Author: jnioche
Date: Fri Jun 27 07:38:45 2014
New Revision: 1605978
URL: http://svn.apache.org/r1605978
Log:
NUTCH-385 Improve description of thread related configuration for Fetcher
Modified:
nutch/trunk/CHANGES.txt
nutch/trunk/conf/nutch-default.xml
Modified: nutch/trunk/CHANGES.txt
URL:
http://svn.apache.org/viewvc/nutch/trunk/CHANGES.txt?rev=1605978&r1=1605977&r2=1605978&view=diff
==============================================================================
--- nutch/trunk/CHANGES.txt (original)
+++ nutch/trunk/CHANGES.txt Fri Jun 27 07:38:45 2014
@@ -2,6 +2,8 @@ Nutch Change Log
Nutch Current Development
+* NUTCH-385 Improve description of thread related configuration for Fetcher
(jnioche,lufeng)
+
* NUTCH-1633 slf4j is provided by hadoop and should not be included in the job
file (kaveh minooie via jnioche)
* NUTCH-1787 update and complete API doc overview page (snagel)
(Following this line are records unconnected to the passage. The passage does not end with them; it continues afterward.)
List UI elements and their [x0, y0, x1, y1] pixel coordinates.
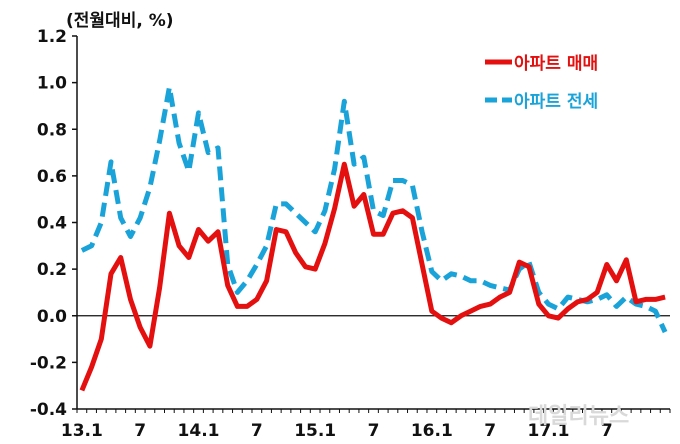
x-tick-label: 14.1 [178, 421, 220, 441]
watermark-text: 데일리뉴스 [528, 404, 629, 429]
series-layer [79, 84, 668, 392]
y-axis-ticks: -0.4 -0.2 0.0 0.2 0.4 0.6 0.8 1.0 1.2 [30, 27, 77, 420]
y-tick-label: 0.0 [37, 307, 67, 327]
y-tick-label: -0.4 [30, 400, 67, 420]
x-tick-label: 13.1 [61, 421, 103, 441]
legend-label: 아파트 매매 [514, 54, 598, 74]
x-tick-label: 7 [368, 421, 380, 441]
legend-label: 아파트 전세 [514, 92, 598, 112]
x-tick-label: 7 [601, 421, 613, 441]
y-tick-label: -0.2 [30, 353, 67, 373]
x-tick-label: 7 [134, 421, 146, 441]
x-tick-label: 7 [484, 421, 496, 441]
x-tick-label: 16.1 [411, 421, 453, 441]
x-tick-label: 15.1 [294, 421, 336, 441]
y-tick-label: 0.8 [37, 120, 67, 140]
x-axis-ticks: 13.1 7 14.1 7 15.1 7 16.1 7 17.1 7 [61, 409, 671, 441]
y-tick-label: 0.2 [37, 260, 67, 280]
y-tick-label: 1.0 [37, 74, 67, 94]
unit-label: (전월대비, %) [66, 11, 174, 31]
x-tick-label: 7 [251, 421, 263, 441]
y-tick-label: 0.6 [37, 167, 67, 187]
y-tick-label: 1.2 [37, 27, 67, 47]
series-line-2 [80, 84, 668, 334]
x-tick-label: 17.1 [528, 421, 570, 441]
series-line-1 [79, 161, 666, 392]
y-tick-label: 0.4 [37, 214, 67, 234]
Modified: nutch/trunk/conf/nutch-default.xml
URL:
http://svn.apache.org/viewvc/nutch/trunk/conf/nutch-default.xml?rev=1605978&r1=1605977&r2=1605978&view=diff
==============================================================================
--- nutch/trunk/conf/nutch-default.xml (original)
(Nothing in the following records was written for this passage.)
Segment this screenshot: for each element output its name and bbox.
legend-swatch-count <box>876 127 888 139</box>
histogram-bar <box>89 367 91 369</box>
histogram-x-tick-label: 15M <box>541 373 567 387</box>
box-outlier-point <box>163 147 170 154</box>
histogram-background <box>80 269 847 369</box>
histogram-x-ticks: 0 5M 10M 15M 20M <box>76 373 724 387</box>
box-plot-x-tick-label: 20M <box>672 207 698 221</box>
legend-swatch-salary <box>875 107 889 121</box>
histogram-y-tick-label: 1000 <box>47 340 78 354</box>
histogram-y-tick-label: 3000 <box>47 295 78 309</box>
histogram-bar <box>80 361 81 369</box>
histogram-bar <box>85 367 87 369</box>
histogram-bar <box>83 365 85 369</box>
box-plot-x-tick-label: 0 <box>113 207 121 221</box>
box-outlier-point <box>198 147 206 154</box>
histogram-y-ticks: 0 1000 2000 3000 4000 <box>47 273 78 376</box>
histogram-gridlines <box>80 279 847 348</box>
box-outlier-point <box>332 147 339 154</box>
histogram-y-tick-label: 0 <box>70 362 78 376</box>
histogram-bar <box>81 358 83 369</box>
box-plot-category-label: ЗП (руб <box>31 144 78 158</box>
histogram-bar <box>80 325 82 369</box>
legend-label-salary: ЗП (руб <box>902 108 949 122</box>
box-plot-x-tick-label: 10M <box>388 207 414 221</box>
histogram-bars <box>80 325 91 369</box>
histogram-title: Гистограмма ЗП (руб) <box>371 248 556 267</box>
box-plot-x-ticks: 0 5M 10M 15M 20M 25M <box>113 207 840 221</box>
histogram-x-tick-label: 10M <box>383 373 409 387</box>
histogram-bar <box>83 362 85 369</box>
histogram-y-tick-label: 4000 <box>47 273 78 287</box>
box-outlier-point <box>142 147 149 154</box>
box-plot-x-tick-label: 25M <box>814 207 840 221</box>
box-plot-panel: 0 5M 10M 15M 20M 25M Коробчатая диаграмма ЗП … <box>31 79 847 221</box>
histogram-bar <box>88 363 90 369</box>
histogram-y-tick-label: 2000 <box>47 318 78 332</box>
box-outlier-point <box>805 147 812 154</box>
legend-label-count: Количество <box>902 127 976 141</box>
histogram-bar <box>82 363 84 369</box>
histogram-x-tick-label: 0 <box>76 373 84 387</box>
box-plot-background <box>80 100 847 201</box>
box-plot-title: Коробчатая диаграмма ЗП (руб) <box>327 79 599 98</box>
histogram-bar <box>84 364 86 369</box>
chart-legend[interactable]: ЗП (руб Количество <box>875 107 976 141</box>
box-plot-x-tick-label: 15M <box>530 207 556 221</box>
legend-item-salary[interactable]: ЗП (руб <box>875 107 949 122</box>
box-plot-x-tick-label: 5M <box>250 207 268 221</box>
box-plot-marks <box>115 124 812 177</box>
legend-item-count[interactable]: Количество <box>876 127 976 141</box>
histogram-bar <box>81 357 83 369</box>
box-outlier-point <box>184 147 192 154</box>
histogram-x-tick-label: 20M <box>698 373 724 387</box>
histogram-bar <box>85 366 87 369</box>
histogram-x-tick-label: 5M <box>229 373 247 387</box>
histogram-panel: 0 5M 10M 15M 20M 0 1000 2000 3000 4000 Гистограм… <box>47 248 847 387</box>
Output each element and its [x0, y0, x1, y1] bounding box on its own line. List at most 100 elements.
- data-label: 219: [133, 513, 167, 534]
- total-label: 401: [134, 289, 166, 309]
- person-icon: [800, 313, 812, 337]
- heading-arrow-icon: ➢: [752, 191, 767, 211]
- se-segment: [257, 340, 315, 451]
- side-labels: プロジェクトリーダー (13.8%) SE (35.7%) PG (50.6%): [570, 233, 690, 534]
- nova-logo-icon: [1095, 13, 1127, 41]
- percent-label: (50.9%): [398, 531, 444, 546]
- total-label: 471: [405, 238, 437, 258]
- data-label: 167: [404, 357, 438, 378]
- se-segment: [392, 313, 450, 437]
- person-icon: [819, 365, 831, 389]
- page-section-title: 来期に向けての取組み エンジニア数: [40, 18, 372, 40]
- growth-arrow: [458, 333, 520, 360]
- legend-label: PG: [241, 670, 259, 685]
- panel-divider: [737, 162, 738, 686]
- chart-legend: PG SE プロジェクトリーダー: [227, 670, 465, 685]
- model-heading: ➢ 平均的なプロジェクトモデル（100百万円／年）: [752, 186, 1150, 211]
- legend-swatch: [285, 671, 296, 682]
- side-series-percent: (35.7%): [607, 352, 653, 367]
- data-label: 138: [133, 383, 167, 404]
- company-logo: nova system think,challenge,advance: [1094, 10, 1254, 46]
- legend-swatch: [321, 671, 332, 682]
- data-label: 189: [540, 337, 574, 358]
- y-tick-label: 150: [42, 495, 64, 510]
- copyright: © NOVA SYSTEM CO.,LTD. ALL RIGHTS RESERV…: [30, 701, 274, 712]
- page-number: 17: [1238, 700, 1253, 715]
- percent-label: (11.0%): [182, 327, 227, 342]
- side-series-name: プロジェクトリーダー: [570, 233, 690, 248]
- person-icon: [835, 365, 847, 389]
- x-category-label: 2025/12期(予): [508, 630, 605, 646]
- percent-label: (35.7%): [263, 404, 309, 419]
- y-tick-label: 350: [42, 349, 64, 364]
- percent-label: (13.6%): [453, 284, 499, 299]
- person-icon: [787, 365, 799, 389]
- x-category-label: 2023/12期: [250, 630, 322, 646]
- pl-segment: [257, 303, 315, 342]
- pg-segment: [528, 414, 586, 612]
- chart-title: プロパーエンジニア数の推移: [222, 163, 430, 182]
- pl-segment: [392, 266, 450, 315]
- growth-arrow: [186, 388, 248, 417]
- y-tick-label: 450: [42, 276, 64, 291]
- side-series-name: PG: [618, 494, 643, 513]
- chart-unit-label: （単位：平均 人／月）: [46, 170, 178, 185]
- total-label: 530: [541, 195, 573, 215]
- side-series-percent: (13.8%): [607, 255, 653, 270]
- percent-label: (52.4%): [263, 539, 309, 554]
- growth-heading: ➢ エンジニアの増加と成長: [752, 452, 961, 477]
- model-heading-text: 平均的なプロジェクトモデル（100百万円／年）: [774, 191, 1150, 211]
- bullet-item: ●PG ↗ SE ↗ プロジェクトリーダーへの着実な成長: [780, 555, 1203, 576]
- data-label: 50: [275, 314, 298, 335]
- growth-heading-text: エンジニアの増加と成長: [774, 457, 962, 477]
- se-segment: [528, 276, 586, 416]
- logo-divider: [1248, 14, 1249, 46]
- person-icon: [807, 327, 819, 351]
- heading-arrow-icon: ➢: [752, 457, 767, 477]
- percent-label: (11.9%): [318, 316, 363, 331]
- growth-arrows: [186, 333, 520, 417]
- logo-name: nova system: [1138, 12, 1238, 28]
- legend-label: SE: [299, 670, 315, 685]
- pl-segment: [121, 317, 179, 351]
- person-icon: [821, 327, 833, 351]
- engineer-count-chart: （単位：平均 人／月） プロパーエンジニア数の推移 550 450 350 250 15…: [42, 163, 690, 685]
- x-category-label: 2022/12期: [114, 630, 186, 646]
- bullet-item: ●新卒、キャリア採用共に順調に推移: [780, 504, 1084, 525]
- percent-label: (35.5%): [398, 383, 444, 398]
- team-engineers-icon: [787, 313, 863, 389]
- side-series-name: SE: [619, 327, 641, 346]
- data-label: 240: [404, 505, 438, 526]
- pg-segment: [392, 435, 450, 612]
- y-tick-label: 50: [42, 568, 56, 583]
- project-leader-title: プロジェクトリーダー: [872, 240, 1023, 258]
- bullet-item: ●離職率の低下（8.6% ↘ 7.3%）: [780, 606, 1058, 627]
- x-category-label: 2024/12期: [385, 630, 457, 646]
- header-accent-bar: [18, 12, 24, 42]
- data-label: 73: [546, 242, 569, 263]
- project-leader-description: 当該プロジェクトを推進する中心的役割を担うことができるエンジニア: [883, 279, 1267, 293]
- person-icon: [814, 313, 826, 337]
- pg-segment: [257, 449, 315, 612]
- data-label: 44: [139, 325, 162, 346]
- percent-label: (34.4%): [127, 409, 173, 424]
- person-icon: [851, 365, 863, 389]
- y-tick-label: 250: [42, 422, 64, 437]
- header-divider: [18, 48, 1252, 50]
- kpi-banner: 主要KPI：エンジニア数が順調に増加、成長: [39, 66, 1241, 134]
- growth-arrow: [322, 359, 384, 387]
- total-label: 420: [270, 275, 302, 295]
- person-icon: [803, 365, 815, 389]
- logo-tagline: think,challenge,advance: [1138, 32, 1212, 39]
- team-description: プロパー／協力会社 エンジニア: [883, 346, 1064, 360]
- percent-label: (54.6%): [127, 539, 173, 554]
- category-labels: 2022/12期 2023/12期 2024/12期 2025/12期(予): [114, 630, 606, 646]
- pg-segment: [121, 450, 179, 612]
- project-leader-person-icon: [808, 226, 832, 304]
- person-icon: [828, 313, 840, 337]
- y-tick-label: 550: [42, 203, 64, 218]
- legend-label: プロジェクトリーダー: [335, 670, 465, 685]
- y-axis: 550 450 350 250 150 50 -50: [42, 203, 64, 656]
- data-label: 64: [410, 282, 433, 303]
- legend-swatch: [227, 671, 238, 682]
+++ nutch/trunk/conf/nutch-default.xml Fri Jun 27 07:38:45 2014
@@ -684,7 +684,10 @@
<name>fetcher.server.delay</name>
<value>5.0</value>
<description>The number of seconds the fetcher will delay between
- successive requests to the same server.</description>
+ successive requests to the same server. Note that this might get
+ overriden by a Crawl-Delay from a robots.txt and is used ONLY if
+ fetcher.threads.per.queue is set to 1.
+ </description>
</property>
<property>
@@ -692,7 +695,7 @@
<value>0.0</value>
<description>The minimum number of seconds the fetcher will delay between
successive requests to the same server. This value is applicable ONLY
- if fetcher.threads.per.host is greater than 1 (i.e. the host blocking
+ if fetcher.threads.per.queue is greater than 1 (i.e. the host blocking
is turned off).</description>
</property>
@@ -723,7 +726,11 @@
<name>fetcher.threads.per.queue</name>
<value>1</value>
<description>This number is the maximum number of threads that
- should be allowed to access a queue at one time.
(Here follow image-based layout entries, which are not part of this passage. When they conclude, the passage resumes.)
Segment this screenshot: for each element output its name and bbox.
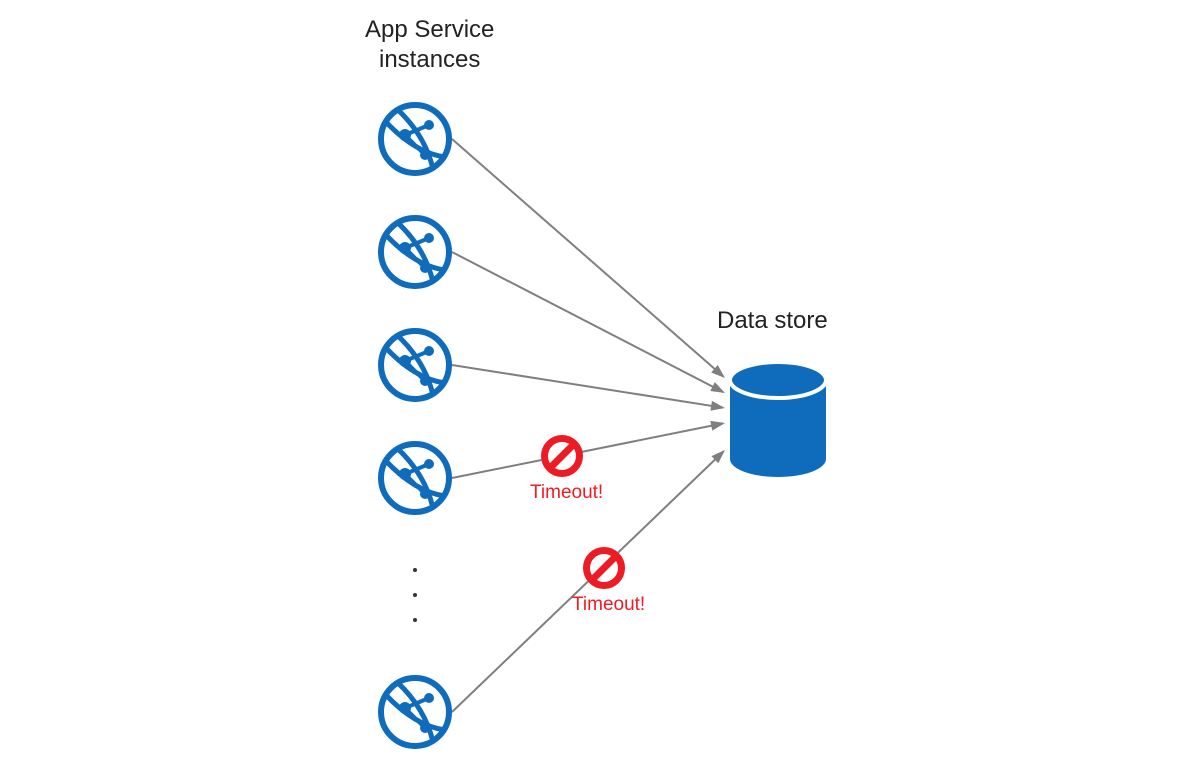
data-store-icon [730, 362, 826, 477]
timeout-label: Timeout! [530, 482, 603, 504]
app-service-heading: App Serviceinstances [365, 15, 494, 75]
timeout-label: Timeout! [572, 594, 645, 616]
app-service-instance-icon [381, 331, 449, 399]
timeout-prohibit-icon [583, 547, 625, 589]
ellipsis-dot [413, 618, 417, 622]
data-store-heading: Data store [717, 306, 828, 336]
app-service-instance-icon [381, 218, 449, 286]
app-service-instance-icon [381, 444, 449, 512]
app-service-instance-icon [381, 678, 449, 746]
ellipsis-dot [413, 593, 417, 597]
timeout-prohibit-icon [541, 435, 583, 477]
ellipsis-dot [413, 568, 417, 572]
app-service-instance-icon [381, 105, 449, 173]
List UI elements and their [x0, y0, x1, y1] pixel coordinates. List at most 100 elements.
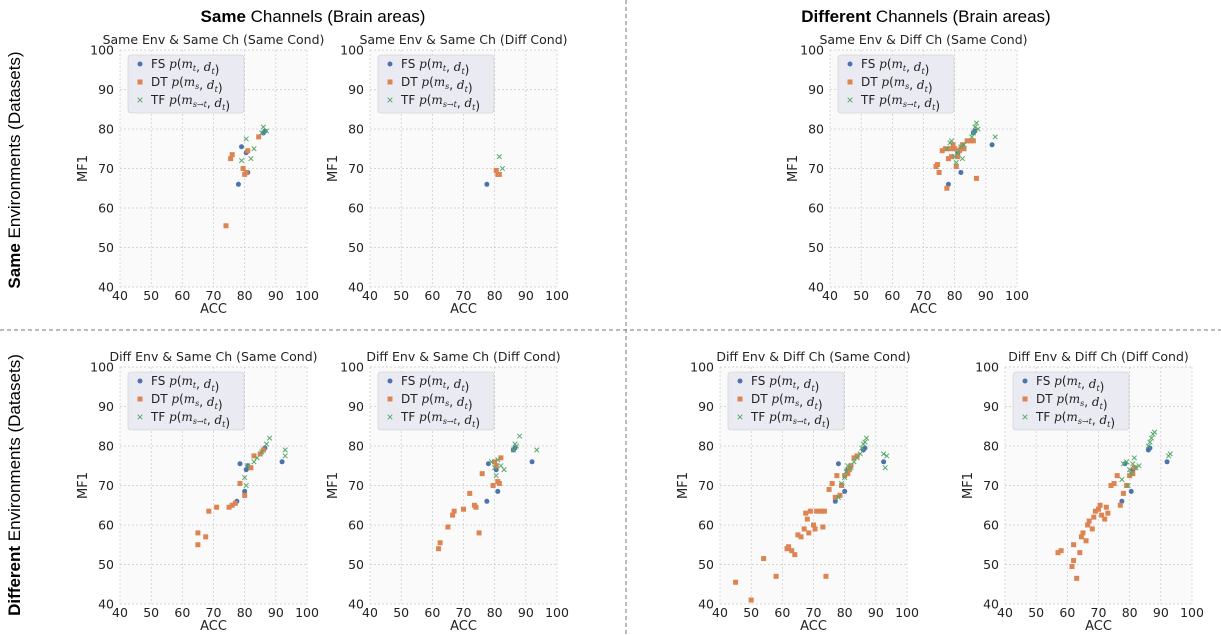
data-point-tf-stroke-b	[238, 157, 245, 164]
data-point-tf-stroke-b	[952, 153, 958, 160]
legend-text-part: p	[419, 93, 427, 107]
legend-text-part: s→t	[793, 417, 808, 426]
legend-text-part: p	[419, 57, 427, 71]
data-point-dt	[851, 455, 857, 461]
legend-text-part: p	[1054, 374, 1062, 388]
data-point-fs	[279, 459, 285, 465]
legend-text-part: t	[193, 381, 197, 390]
y-tick-label: 90	[348, 82, 364, 97]
y-tick-label: 50	[98, 557, 114, 572]
panel-title: Diff Env & Diff Ch (Same Cond)	[716, 349, 910, 364]
y-tick-label: 40	[98, 280, 114, 295]
legend-label-dt: DT p(ms, dt)	[151, 75, 223, 95]
data-point-tf-stroke-b	[1148, 435, 1155, 441]
data-point-dt	[476, 530, 482, 536]
series-dt	[223, 134, 262, 229]
series-tf	[835, 435, 890, 501]
data-point-dt	[195, 542, 201, 548]
legend-text-part: FS	[401, 374, 419, 388]
legend-text-part: TF	[1035, 410, 1054, 424]
legend: FS p(mt, dt)DT p(ms, dt)TF p(ms→t, dt)	[127, 371, 245, 431]
data-point-tf-stroke-b	[863, 435, 870, 441]
x-tick-label: 100	[895, 605, 919, 620]
legend-text-part: ,	[449, 395, 457, 409]
x-tick-label: 80	[1122, 605, 1138, 620]
data-point-tf	[1123, 459, 1130, 465]
data-point-tf	[851, 459, 857, 465]
y-axis-label: MF1	[326, 472, 341, 499]
row-title-same-environments: Same Environments (Datasets)	[5, 51, 24, 288]
data-point-tf	[857, 451, 863, 457]
x-tick-label: 80	[947, 288, 963, 303]
x-tick-label: 40	[822, 288, 838, 303]
data-point-tf	[254, 455, 260, 461]
data-point-tf-stroke-b	[1151, 429, 1158, 435]
y-axis-label: MF1	[76, 155, 91, 182]
data-point-dt	[947, 146, 953, 152]
data-point-tf-stroke-b	[992, 134, 998, 140]
legend-text-part: d	[204, 377, 212, 391]
legend-text-part: p	[769, 410, 777, 424]
legend-marker-tf	[847, 97, 853, 103]
legend-text-part: d	[814, 413, 822, 427]
data-point-dt	[818, 508, 824, 514]
legend-text-part: )	[465, 63, 470, 77]
legend-label-dt: DT p(ms, dt)	[861, 75, 933, 95]
legend-label-tf: TF p(ms→t, dt)	[400, 93, 480, 113]
legend-text-part: s	[445, 82, 449, 91]
x-tick-label: 100	[545, 605, 569, 620]
x-tick-label: 100	[1005, 288, 1029, 303]
legend-label-tf: TF p(ms→t, dt)	[750, 410, 830, 430]
x-axis-label: ACC	[200, 619, 227, 634]
data-point-tf	[1145, 443, 1152, 449]
legend-text-part: )	[225, 99, 230, 113]
data-point-fs	[842, 488, 848, 494]
data-point-tf-stroke-b	[242, 474, 248, 481]
data-point-tf	[496, 153, 502, 160]
data-point-tf	[1148, 435, 1155, 441]
x-tick-label: 40	[712, 605, 728, 620]
data-point-tf	[513, 443, 520, 449]
x-tick-label: 50	[1028, 605, 1044, 620]
legend-text-part: ,	[1081, 377, 1089, 391]
legend-text-part: FS	[751, 374, 769, 388]
legend-label-tf: TF p(ms→t, dt)	[860, 93, 940, 113]
data-point-dt	[1102, 516, 1108, 522]
data-point-dt	[1105, 510, 1111, 516]
legend-text-part: )	[468, 81, 473, 95]
data-point-tf-stroke-b	[1125, 482, 1131, 489]
data-point-tf	[251, 146, 257, 152]
data-point-dt	[450, 512, 456, 518]
data-point-tf-stroke-b	[260, 124, 267, 130]
legend-marker-dt	[1022, 396, 1028, 402]
legend-text-part: s→t	[903, 100, 918, 109]
legend-text-part: (	[887, 57, 892, 71]
data-point-tf	[835, 494, 842, 501]
y-tick-label: 80	[98, 439, 114, 454]
y-tick-label: 40	[808, 280, 824, 295]
data-point-dt	[1071, 542, 1077, 548]
data-point-tf	[1120, 461, 1127, 467]
data-point-dt	[1096, 506, 1101, 512]
legend-text-part: FS	[151, 57, 169, 71]
y-tick-label: 100	[975, 360, 999, 375]
data-point-dt	[1131, 465, 1137, 471]
legend-marker-fs	[1022, 378, 1028, 384]
legend-text-part: ,	[207, 413, 215, 427]
legend-label-fs: FS p(mt, dt)	[401, 57, 469, 77]
legend-text-part: m	[892, 57, 903, 71]
y-tick-label: 50	[348, 240, 364, 255]
legend-text-part: m	[894, 75, 905, 89]
data-point-dt	[228, 156, 234, 162]
legend-marker-dt	[737, 396, 743, 402]
data-point-dt	[242, 492, 248, 498]
legend-marker-tf-stroke-b	[737, 414, 743, 420]
legend-text-part: DT	[151, 75, 171, 89]
y-tick-label: 100	[340, 43, 364, 58]
data-point-tf-stroke-b	[1167, 451, 1173, 457]
legend-text-part: m	[182, 374, 193, 388]
data-point-dt	[1085, 522, 1091, 528]
data-point-tf	[516, 433, 523, 439]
+ should be allowed to access a queue at one time. Setting it to
+ a value > 1 will cause the Crawl-Delay value from robots.txt to
+ be ignored and the value of fetcher.server.min.delay to be used
+ as a delay between successive requests to the same server instead
+ of fetcher.server.delay.
</description>
</property>